In this study the Microwave Imaging Radiometer using Aperture Synthesis (MIRAS) sensor onboard the Soil Moisture
Ocean Salinity (SMOS) and Advanced Microwave Scanning Radiometer 2 (AMSR2) sensor onboard the Global Change
Observation Mission-Water (GCOM-W1) based soil moisture retrievals were revised to obtain better accuracy of soil
moisture and higher data acquisition rate over East Asia. These satellite-based soil moisture products are revised against
a reference land model data set, called Global Land Data Assimilation System (GLDAS), using Cumulative Distribution
Function (CDF) matching and regression approach.
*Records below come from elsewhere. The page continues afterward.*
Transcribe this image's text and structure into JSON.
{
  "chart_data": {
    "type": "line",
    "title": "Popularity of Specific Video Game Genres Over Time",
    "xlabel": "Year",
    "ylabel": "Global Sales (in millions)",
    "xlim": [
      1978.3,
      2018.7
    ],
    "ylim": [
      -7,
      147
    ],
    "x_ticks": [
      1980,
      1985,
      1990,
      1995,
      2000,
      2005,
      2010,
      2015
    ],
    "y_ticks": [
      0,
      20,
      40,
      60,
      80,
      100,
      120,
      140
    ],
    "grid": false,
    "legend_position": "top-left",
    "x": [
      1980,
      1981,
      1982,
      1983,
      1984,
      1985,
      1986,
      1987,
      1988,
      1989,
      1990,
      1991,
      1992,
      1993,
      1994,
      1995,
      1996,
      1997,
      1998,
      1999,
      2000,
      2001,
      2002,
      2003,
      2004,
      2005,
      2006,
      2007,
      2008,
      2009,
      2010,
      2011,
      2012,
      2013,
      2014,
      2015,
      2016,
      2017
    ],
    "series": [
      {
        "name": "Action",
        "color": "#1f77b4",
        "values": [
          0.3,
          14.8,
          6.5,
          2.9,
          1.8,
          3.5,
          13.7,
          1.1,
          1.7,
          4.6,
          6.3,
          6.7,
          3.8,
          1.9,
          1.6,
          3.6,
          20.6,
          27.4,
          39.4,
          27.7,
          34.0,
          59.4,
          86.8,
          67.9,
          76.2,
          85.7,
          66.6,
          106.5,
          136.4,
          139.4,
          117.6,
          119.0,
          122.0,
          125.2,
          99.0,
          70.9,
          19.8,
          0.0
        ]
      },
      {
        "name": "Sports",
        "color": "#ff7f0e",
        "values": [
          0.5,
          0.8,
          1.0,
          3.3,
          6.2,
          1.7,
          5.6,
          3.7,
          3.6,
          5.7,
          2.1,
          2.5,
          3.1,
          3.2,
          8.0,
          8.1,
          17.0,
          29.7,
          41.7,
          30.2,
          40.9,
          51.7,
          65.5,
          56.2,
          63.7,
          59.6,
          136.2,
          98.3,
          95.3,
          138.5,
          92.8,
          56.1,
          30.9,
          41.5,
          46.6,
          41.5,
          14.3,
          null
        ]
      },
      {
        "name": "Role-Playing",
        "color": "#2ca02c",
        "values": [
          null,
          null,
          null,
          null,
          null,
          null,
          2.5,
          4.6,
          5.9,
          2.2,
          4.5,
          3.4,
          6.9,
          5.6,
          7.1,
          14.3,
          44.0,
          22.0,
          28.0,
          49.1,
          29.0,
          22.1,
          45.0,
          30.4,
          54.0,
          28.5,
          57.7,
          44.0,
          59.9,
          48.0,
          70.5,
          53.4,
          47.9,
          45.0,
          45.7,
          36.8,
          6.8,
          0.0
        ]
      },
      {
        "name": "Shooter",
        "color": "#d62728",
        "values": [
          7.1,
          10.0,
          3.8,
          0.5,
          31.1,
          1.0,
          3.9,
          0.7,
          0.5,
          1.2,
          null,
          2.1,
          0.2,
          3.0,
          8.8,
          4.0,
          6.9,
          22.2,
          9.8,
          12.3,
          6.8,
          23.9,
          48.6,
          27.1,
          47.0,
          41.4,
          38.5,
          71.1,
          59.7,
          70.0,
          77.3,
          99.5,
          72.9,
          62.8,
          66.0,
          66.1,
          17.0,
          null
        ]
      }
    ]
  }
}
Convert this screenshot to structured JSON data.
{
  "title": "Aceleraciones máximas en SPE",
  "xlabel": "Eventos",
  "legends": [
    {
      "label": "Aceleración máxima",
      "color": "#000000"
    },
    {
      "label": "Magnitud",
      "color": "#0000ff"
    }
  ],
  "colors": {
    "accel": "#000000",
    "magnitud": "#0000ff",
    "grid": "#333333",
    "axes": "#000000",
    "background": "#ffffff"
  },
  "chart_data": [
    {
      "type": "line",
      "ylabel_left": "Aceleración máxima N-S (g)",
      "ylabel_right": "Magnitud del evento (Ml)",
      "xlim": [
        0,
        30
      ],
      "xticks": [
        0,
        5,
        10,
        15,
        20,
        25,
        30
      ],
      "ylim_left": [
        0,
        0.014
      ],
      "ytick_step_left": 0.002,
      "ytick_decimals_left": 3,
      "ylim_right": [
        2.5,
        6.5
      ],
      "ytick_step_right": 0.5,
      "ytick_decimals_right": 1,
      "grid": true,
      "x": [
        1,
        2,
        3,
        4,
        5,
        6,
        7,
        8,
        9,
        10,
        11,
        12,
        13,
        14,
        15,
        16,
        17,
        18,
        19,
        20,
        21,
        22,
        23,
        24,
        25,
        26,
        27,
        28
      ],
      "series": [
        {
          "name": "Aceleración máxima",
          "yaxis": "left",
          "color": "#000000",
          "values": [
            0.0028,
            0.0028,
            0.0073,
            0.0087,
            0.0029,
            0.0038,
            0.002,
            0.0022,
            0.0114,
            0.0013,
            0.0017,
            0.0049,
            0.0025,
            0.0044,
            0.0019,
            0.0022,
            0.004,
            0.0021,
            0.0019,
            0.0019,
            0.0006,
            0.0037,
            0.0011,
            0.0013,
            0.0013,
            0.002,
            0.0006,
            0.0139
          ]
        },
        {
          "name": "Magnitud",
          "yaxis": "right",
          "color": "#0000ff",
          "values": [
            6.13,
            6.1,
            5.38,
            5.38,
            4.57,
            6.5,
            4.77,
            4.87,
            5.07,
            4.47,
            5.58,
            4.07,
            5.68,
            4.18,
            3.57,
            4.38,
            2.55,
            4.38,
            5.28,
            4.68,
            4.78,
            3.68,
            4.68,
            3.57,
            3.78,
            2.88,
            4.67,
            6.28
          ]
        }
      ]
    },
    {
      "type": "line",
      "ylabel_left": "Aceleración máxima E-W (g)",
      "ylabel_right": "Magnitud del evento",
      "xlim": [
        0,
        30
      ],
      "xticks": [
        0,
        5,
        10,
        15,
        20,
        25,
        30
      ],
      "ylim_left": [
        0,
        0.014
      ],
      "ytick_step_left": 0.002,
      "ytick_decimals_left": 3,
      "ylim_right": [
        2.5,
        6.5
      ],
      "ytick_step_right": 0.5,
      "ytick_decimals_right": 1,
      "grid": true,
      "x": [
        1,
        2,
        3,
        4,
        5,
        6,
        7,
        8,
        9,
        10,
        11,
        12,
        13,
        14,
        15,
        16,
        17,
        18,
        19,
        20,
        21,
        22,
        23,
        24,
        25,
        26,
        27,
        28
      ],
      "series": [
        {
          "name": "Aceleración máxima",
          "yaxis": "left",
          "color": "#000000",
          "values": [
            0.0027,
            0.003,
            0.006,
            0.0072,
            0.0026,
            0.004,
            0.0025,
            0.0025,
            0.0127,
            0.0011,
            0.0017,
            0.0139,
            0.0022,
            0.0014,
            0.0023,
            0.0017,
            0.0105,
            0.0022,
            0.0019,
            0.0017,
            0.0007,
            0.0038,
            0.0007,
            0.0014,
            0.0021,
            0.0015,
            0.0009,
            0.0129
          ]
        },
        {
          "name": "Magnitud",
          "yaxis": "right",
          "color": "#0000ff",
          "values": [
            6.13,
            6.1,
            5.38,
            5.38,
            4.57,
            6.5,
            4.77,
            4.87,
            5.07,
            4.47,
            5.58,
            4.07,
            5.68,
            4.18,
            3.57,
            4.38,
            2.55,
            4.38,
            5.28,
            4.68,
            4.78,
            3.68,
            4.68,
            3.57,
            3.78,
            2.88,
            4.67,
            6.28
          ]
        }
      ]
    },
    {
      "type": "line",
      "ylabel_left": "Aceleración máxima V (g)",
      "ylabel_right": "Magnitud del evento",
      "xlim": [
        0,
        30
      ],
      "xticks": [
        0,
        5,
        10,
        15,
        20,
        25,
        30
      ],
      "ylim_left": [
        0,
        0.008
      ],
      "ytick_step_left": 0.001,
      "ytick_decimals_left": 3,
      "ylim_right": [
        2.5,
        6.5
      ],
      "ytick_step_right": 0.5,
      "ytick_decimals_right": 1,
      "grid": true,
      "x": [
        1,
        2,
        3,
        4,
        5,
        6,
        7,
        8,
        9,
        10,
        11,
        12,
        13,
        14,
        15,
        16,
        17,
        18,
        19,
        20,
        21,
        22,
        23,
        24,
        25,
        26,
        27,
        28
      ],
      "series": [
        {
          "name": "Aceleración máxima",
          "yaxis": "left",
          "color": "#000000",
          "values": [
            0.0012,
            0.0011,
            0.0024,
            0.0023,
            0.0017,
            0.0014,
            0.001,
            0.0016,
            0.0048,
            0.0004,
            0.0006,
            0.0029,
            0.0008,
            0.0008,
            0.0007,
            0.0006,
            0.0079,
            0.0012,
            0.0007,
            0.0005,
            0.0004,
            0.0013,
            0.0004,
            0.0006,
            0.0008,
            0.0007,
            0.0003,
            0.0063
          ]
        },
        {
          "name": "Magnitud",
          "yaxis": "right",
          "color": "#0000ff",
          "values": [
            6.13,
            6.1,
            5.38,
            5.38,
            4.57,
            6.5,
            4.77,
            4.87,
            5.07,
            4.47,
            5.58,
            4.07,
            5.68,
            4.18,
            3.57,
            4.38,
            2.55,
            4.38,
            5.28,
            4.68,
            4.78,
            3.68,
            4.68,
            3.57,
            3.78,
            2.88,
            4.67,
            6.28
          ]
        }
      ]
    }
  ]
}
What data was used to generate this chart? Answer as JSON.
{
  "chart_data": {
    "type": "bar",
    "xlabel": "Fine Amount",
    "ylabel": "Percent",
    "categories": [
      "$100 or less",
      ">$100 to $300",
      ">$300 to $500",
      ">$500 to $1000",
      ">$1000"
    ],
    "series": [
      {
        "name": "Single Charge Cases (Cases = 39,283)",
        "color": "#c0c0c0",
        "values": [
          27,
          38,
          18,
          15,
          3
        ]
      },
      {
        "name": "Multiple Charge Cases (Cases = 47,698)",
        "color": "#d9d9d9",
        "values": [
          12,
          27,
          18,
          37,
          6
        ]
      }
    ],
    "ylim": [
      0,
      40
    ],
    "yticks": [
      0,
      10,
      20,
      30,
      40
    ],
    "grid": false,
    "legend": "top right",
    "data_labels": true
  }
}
Since MIRAS sensor is perturbed by radio frequency interferences
(RFI), the worst part of soil moisture retrieval, East Asia, constantly have been undergoing loss of data acquisition rate.
To overcome this limitation, the threshold of RFI, DQX, and composite days were suggested to increase data acquisition
rate while maintaining appropriate data quality through comparison of land surface model data set. The revised MIRAS
and AMSR2 products were compared with in-situ soil moisture and land model data set. The results showed that the
revising process increased correlation coefficient values of SMOS and AMSR2 averagely 27% 11% and decreased the root
mean square deviation (RMSD) decreased 61% and 57% as compared to in-situ data set. In addition, when the revised
products’ correlation coefficient values are calculated with model data set, about 80% and 90% of pixels’ correlation
coefficients of SMOS and AMSR2 increased and all pixels’ RMSD decreased. Through our CDF-based revising
processes, we propose the way of mutual supplementation of MIRAS and AMSR2 soil moisture retrievals.